Billante has hit on a bankruptcy-proof formula: Home-cook your fare, serve it at decent prices, and the masses will come. I don't know when I last saw a double pork chop, grilled so it's just barely pink in the center and full of juice, served with its dramatic, curving bone intact, for a ridiculously low $21.95. I've paid $40 for smaller, drier chops at many a hoity boîte in my time. Bellagio's came smothered in hot peppers and sautéed onions.
You'd have to eat your weight in homemade pasta to spend any real money here. Fifteen bucks buys you a big platter that reminds you why carbs rule.
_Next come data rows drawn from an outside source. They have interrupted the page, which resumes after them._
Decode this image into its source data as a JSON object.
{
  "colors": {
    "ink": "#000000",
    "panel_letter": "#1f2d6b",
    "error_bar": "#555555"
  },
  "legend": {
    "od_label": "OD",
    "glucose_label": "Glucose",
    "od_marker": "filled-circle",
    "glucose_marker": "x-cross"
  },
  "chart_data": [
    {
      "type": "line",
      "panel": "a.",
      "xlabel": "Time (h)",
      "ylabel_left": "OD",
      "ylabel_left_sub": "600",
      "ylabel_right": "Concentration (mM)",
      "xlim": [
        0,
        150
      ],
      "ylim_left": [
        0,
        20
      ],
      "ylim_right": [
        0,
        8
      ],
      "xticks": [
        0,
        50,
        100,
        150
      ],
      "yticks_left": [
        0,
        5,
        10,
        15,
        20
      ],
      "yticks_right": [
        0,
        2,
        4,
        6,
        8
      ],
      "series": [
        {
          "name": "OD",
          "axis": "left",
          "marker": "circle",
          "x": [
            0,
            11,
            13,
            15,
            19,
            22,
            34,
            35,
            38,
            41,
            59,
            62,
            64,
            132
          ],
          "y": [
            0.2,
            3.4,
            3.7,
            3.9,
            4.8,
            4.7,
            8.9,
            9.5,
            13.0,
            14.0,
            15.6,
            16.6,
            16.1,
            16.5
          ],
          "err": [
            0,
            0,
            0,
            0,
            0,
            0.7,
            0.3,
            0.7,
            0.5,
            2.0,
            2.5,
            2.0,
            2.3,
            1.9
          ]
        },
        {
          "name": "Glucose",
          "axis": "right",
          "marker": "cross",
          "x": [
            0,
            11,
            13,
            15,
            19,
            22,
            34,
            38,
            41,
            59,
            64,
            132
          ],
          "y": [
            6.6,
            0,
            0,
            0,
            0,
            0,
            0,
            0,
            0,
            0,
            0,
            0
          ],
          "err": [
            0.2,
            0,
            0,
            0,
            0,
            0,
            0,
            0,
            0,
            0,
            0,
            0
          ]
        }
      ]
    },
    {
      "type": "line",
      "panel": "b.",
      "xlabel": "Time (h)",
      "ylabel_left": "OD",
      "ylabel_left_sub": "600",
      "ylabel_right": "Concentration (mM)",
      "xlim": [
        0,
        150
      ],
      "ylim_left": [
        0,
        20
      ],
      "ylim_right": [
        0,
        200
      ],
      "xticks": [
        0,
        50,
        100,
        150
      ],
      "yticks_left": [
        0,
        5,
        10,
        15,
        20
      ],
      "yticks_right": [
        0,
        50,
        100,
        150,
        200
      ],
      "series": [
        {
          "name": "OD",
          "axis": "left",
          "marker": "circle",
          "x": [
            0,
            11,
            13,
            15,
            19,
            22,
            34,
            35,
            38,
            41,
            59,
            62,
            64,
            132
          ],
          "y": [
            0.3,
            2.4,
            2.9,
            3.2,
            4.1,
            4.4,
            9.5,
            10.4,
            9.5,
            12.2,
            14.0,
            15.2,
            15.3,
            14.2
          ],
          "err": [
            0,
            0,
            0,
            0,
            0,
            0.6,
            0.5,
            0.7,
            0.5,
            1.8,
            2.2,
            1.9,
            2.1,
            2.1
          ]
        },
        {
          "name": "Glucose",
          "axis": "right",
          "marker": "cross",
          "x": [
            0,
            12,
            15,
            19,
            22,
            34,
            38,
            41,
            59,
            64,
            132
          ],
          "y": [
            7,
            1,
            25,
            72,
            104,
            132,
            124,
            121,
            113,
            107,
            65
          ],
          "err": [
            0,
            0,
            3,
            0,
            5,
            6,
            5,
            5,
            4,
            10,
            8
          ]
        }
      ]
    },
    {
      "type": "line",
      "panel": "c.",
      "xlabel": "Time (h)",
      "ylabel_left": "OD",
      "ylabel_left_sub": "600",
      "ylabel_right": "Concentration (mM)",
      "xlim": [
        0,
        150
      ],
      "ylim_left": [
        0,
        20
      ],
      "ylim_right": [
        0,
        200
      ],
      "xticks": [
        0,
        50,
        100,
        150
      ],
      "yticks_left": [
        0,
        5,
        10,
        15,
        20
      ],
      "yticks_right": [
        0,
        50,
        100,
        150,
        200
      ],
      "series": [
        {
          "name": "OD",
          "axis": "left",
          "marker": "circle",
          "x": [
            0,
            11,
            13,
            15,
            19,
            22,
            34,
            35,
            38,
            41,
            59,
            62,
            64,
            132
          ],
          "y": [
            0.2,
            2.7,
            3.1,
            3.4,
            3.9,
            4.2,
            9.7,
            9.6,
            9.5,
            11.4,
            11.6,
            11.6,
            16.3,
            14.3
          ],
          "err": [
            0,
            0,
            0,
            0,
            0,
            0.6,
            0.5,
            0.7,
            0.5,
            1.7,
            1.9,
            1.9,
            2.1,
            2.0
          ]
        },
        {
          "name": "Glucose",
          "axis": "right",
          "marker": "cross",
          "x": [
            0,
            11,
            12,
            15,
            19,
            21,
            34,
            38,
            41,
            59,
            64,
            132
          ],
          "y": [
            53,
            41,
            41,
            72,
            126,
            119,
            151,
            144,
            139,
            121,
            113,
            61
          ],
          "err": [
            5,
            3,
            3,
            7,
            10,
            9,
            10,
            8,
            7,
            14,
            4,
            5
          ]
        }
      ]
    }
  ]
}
I defy anybody to resist Bellagio's fettuccine Alfredo ($14.95), spun silk swaddled in cream, piquant with parm and pepper (add chicken if you must for an extra $5). Fusilli telefono was equally bodacious — chewy twirls of pasta in a classic sauce: marinara, bits of mozzarella, lots of Parmesan, snips of fresh basil ($13.95). Billante reportedly discovered Bellagio's penette at Harry's Bar in Venice; here, it's a combination of garlic, olive oil, spinach, sun-dried tomato, and pine nuts that's worth mopping up with your last crust of bread. There's also homemade agnolotti, veal-stuffed tortellini, and spaghetti Bolognese.